1. Evolution of direct government debt
As of June 31, 2014 the Portuguese Direct Government debt amounted to EUR 215,771 million, increasing 1.3% vis-à-vis the end of the previous month. This positive variation was mainly due to the issuance of an MTN in non euro currency (MTN USD Oct2024), with a nominal amount of EUR 3,307 million. The stock of OT decreased due to the partial anticipated redemption of OT 3,35% Out2015, amounting to EUR 183 million. 2 Treasury bills (BT) auctions were held, amounting to EUR 482 million (in the 6-months line BT 23JAN2015) and EUR 1060 million (in the 12-months line BT 17JUL2015), which did not compensate the redemption of the BT with maturity in July, amounting to EUR 3,464 million. EUR 1,091 million were issued to FRDP (distributed equally among all series), while redemptions amounted to EUR 1,097. The outstanding of Saving certificates (CA) and Treasury certificates (CT) maintained a positive contribution, increasing by EUR 263 million and EUR 324 million, respectively. There was an increment of the outstanding of CEDIC by EUR 711 million, while the stock of CEDIM diminished by EUR 5 million. The stock of the Other non tradable debt increased by EUR 8 million, and exchange rate fluctuations contributed to an increase of the debt outstanding by EUR 370 million.
2. Public debt ratio
The IGCP, E.P.E. monthly bulletin presents only the Direct Government debt. The Direct Government debt is defined as the liabilities for which the sub-sector State is responsible in the form of financial obligations. According to the Council Regulation (EC) n.º 3605/93 of November 22, amended by Council Regulation (EC) n.º 475/2000 of February 28, General Government debt is the consolidated gross debt of the whole General Government Sector outstanding at nominal value. At the end of 2013 the Direct Government debt totaled EUR 204,252 million (123.3% of GDP), while the General Government consolidated gross debt, according to the Maastricht criteria, reached EUR 213,631 million (129.0% of GDP), as reported to Eurostat on March 31, 2014.

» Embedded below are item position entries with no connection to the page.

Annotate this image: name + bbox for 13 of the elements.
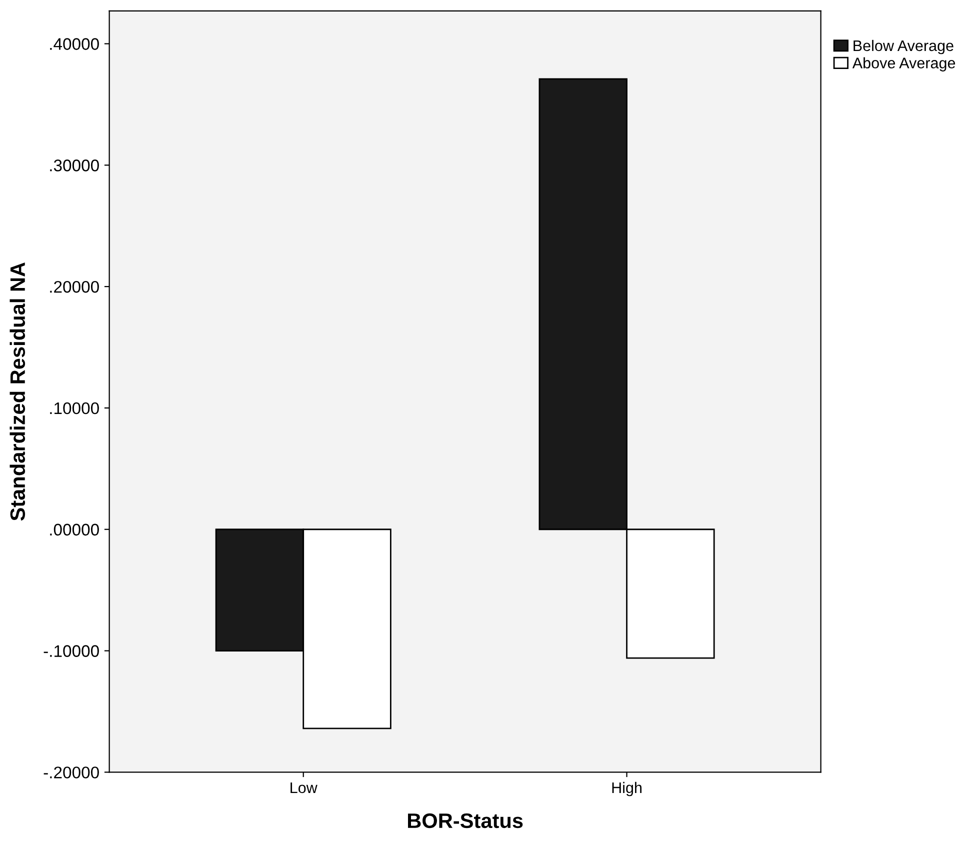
legend-label: Above Average bbox=[852, 57, 956, 72]
y-tick-label: .20000 bbox=[50, 280, 99, 293]
y-tick-label: .40000 bbox=[50, 38, 99, 50]
x-tick-label: High bbox=[612, 782, 642, 796]
y-axis-title: Standardized Residual NA bbox=[10, 262, 26, 521]
y-tick-label: -.10000 bbox=[44, 645, 99, 657]
x-axis-title: BOR-Status bbox=[408, 813, 523, 828]
y-tick-label: .30000 bbox=[50, 160, 99, 172]
y-tick-label: .10000 bbox=[50, 402, 99, 414]
y-tick-label: .00000 bbox=[50, 524, 99, 536]
legend-label: Below Average bbox=[854, 40, 954, 54]
y-tick-label: -.20000 bbox=[44, 766, 99, 778]
x-tick-label: Low bbox=[290, 782, 318, 794]
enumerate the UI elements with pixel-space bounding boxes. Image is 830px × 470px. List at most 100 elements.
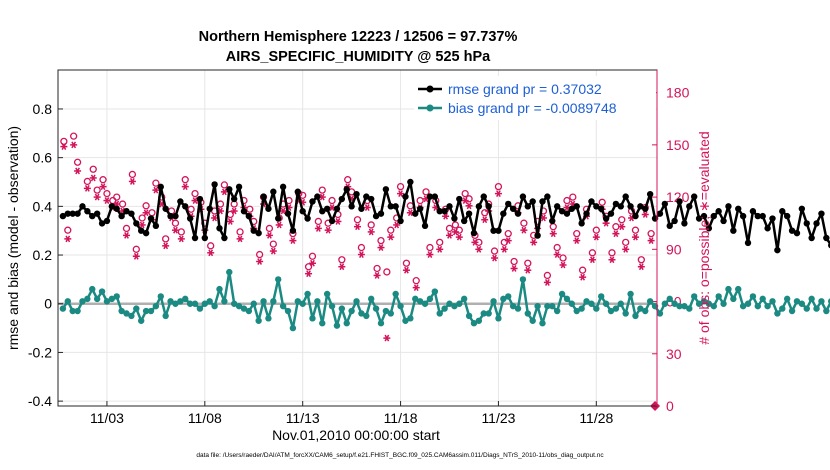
obs-possible-marker [152, 179, 160, 187]
obs-evaluated-marker [177, 235, 185, 243]
obs-possible-marker [60, 137, 68, 146]
rmse-point [289, 227, 297, 234]
rmse-point [128, 210, 135, 217]
obs-possible-marker [559, 254, 567, 262]
obs-possible-marker [592, 226, 600, 234]
y-axis-label: rmse and bias (model - observation) [5, 126, 21, 350]
rmse-point [221, 234, 228, 242]
bias-point [735, 285, 742, 293]
bias-point [578, 305, 585, 312]
y2-tick-label: 150 [666, 137, 690, 153]
obs-possible-marker [412, 277, 420, 285]
rmse-point [133, 220, 140, 227]
bias-point [314, 298, 321, 305]
bias-point [196, 305, 204, 312]
bias-point [250, 300, 257, 307]
obs-evaluated-marker [530, 238, 538, 246]
obs-evaluated-marker [275, 221, 283, 229]
rmse-point [465, 210, 473, 217]
bias-point [485, 310, 492, 317]
obs-evaluated-marker [559, 261, 567, 269]
obs-possible-marker [402, 259, 411, 267]
obs-possible-marker [181, 176, 189, 184]
bias-point [465, 312, 473, 320]
rmse-point [358, 205, 365, 212]
rmse-point [720, 217, 727, 225]
rmse-point [265, 205, 272, 212]
rmse-point [235, 183, 243, 191]
bias-point [823, 307, 830, 315]
obs-evaluated-marker [451, 228, 459, 236]
rmse-point [514, 210, 522, 217]
rmse-point [583, 210, 590, 217]
obs-possible-marker [622, 238, 630, 247]
rmse-point [627, 203, 634, 210]
rmse-point [167, 212, 174, 220]
obs-evaluated-marker [314, 225, 322, 232]
rmse-point [632, 212, 639, 220]
bias-point [79, 298, 86, 305]
obs-evaluated-marker [142, 209, 150, 217]
obs-evaluated-marker [152, 186, 160, 194]
bias-point [319, 320, 326, 327]
bias-point [416, 298, 424, 305]
obs-possible-marker [308, 252, 317, 260]
bias-point [186, 300, 194, 307]
bias-point [470, 320, 478, 327]
bias-point [715, 293, 722, 300]
obs-possible-marker [563, 196, 571, 205]
x-axis-label: Nov.01,2010 00:00:00 start [272, 427, 440, 443]
obs-evaluated-marker [181, 183, 189, 191]
bias-point [98, 288, 106, 295]
obs-possible-marker [436, 238, 444, 247]
obs-possible-marker [373, 264, 381, 273]
rmse-point [93, 210, 101, 217]
rmse-point [328, 217, 336, 225]
bias-point [353, 298, 360, 305]
bias-point [646, 298, 654, 305]
bias-point [607, 307, 615, 315]
rmse-point [612, 200, 620, 208]
bias-point [137, 317, 145, 324]
legend: rmse grand pr = 0.37032 bias grand pr = … [414, 76, 656, 120]
y-tick-label: 0.2 [33, 247, 53, 263]
obs-evaluated-marker [373, 272, 381, 279]
rmse-point [808, 234, 815, 242]
bias-point [289, 324, 297, 332]
rmse-point [304, 215, 311, 222]
rmse-point [818, 210, 825, 217]
y-tick-label: 0 [44, 296, 52, 312]
obs-evaluated-marker [588, 256, 596, 264]
y2-axis-label: # of obs: o=possible; ∗=evaluated [696, 131, 712, 344]
bias-point [558, 290, 566, 298]
rmse-point [309, 198, 316, 205]
bias-point [598, 293, 605, 300]
rmse-point [270, 188, 277, 195]
rmse-point [783, 212, 791, 220]
rmse-point [754, 212, 762, 220]
bias-point [392, 290, 399, 298]
rmse-point [284, 210, 292, 217]
bias-point [627, 290, 634, 298]
rmse-point [715, 208, 722, 215]
bias-point [377, 320, 385, 327]
rmse-point [774, 246, 781, 254]
bias-point [539, 320, 546, 327]
obs-possible-marker [637, 256, 645, 264]
bias-point [284, 307, 292, 315]
rmse-point [593, 203, 600, 210]
rmse-point [730, 227, 737, 234]
rmse-point [495, 227, 502, 234]
obs-possible-marker [520, 219, 528, 227]
obs-possible-marker [494, 182, 503, 191]
bias-point [431, 288, 439, 295]
rmse-point [539, 198, 546, 205]
bias-point [142, 307, 150, 315]
bias-point [739, 302, 747, 310]
rmse-point [602, 215, 610, 222]
rmse-point [451, 215, 458, 222]
rmse-series [59, 178, 830, 254]
rmse-point [500, 210, 507, 217]
obs-possible-marker [246, 205, 254, 213]
rmse-point [470, 229, 478, 237]
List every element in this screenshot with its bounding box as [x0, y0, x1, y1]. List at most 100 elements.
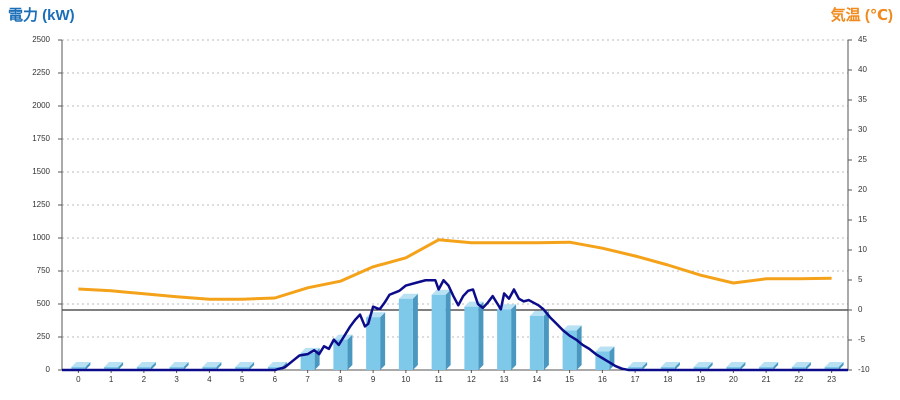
bar-top [660, 362, 680, 367]
bar-top [267, 362, 287, 367]
y-tick-label: 250 [37, 332, 51, 341]
x-tick-label: 9 [371, 375, 376, 384]
bar [726, 367, 741, 370]
bar-side [576, 325, 582, 370]
bar [693, 367, 708, 370]
y2-tick-label: 45 [858, 35, 867, 44]
bar-top [562, 325, 582, 331]
y-tick-label: 1500 [32, 167, 50, 176]
y2-tick-label: 0 [858, 305, 863, 314]
y2-tick-label: 30 [858, 125, 867, 134]
bar-top [104, 362, 124, 367]
y2-tick-label: -5 [858, 335, 866, 344]
x-tick-label: 0 [76, 375, 81, 384]
bar [104, 367, 119, 370]
x-tick-label: 5 [240, 375, 245, 384]
bar [464, 306, 479, 370]
bar [562, 330, 577, 370]
bar-side [674, 362, 680, 370]
x-tick-label: 14 [532, 375, 541, 384]
y-tick-label: 2000 [32, 101, 50, 110]
bar-side [511, 304, 517, 370]
bar-side [347, 334, 353, 370]
x-tick-label: 17 [631, 375, 640, 384]
y-tick-label: 1000 [32, 233, 50, 242]
bar [824, 367, 839, 370]
x-tick-label: 19 [696, 375, 705, 384]
x-tick-label: 10 [401, 375, 410, 384]
x-tick-label: 18 [663, 375, 672, 384]
bar-side [838, 362, 844, 370]
bar-side [380, 312, 386, 370]
y2-tick-label: 5 [858, 275, 863, 284]
y-tick-label: 2250 [32, 68, 50, 77]
bar [202, 367, 217, 370]
bar [628, 367, 643, 370]
bar-side [183, 362, 189, 370]
bar-top [235, 362, 255, 367]
y2-tick-label: 35 [858, 95, 867, 104]
y-axis-title: 電力 (kW) [8, 6, 75, 24]
bar-top [398, 293, 418, 299]
x-tick-label: 16 [598, 375, 607, 384]
y-tick-label: 1250 [32, 200, 50, 209]
bar [660, 367, 675, 370]
x-tick-label: 13 [500, 375, 509, 384]
x-tick-label: 20 [729, 375, 738, 384]
bar-top [693, 362, 713, 367]
bar-top [791, 362, 811, 367]
x-tick-label: 11 [434, 375, 443, 384]
y2-tick-label: 15 [858, 215, 867, 224]
bar-side [412, 293, 418, 370]
bar-side [216, 362, 222, 370]
x-tick-label: 22 [794, 375, 803, 384]
bar-side [543, 310, 549, 370]
bar-side [707, 362, 713, 370]
line [78, 238, 832, 301]
bar-side [805, 362, 811, 370]
x-tick-label: 21 [762, 375, 771, 384]
bar-side [445, 289, 451, 370]
x-tick-label: 8 [338, 375, 343, 384]
bar [759, 367, 774, 370]
bar-top [726, 362, 746, 367]
bar [497, 309, 512, 370]
bar-side [478, 301, 484, 370]
bar [136, 367, 151, 370]
bar [791, 367, 806, 370]
bar [235, 367, 250, 370]
bar [333, 339, 348, 370]
bar-top [759, 362, 779, 367]
y2-tick-label: 10 [858, 245, 867, 254]
y-tick-label: 0 [46, 365, 51, 374]
x-tick-label: 2 [142, 375, 147, 384]
bar-side [249, 362, 255, 370]
x-tick-label: 23 [827, 375, 836, 384]
x-tick-label: 1 [109, 375, 114, 384]
y2-tick-label: 20 [858, 185, 867, 194]
bar [366, 317, 381, 370]
bar-side [740, 362, 746, 370]
bar [267, 367, 282, 370]
x-tick-label: 3 [174, 375, 179, 384]
bar-top [169, 362, 189, 367]
x-tick-label: 12 [467, 375, 476, 384]
y2-tick-label: 40 [858, 65, 867, 74]
y2-tick-label: -10 [858, 365, 870, 374]
bar [71, 367, 86, 370]
bar [431, 294, 446, 370]
bar-side [642, 362, 648, 370]
bar-top [202, 362, 222, 367]
x-tick-label: 7 [305, 375, 310, 384]
bar-top [628, 362, 648, 367]
line [62, 278, 848, 372]
bar-side [118, 362, 124, 370]
bar-side [85, 362, 91, 370]
y2-axis-title: 気温 (℃) [831, 6, 893, 24]
bar-top [431, 289, 451, 295]
bar [398, 298, 413, 370]
x-tick-label: 15 [565, 375, 574, 384]
bar-top [71, 362, 91, 367]
y-tick-label: 2500 [32, 35, 50, 44]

3. Financing cost of the loans issued under the Economic and Financial Assistance Program (EFAP)
The IGCP, E.P.E. monthly bulletin presents an estimate of the all in cost of all the loans already issued under the EFAP. This estimate includes all costs (interest and fees), but depends on the future behavior of interest and exchange rates, since the loans issued by the International Monetary Fund (IMF) are denominated in foreign currency and pay variable rate, as do part of the loans issued by the European Financial Stability Fund (EFSF). The estimate is based on interest rate and exchange rate forwards and on the provisional EFSF funding program.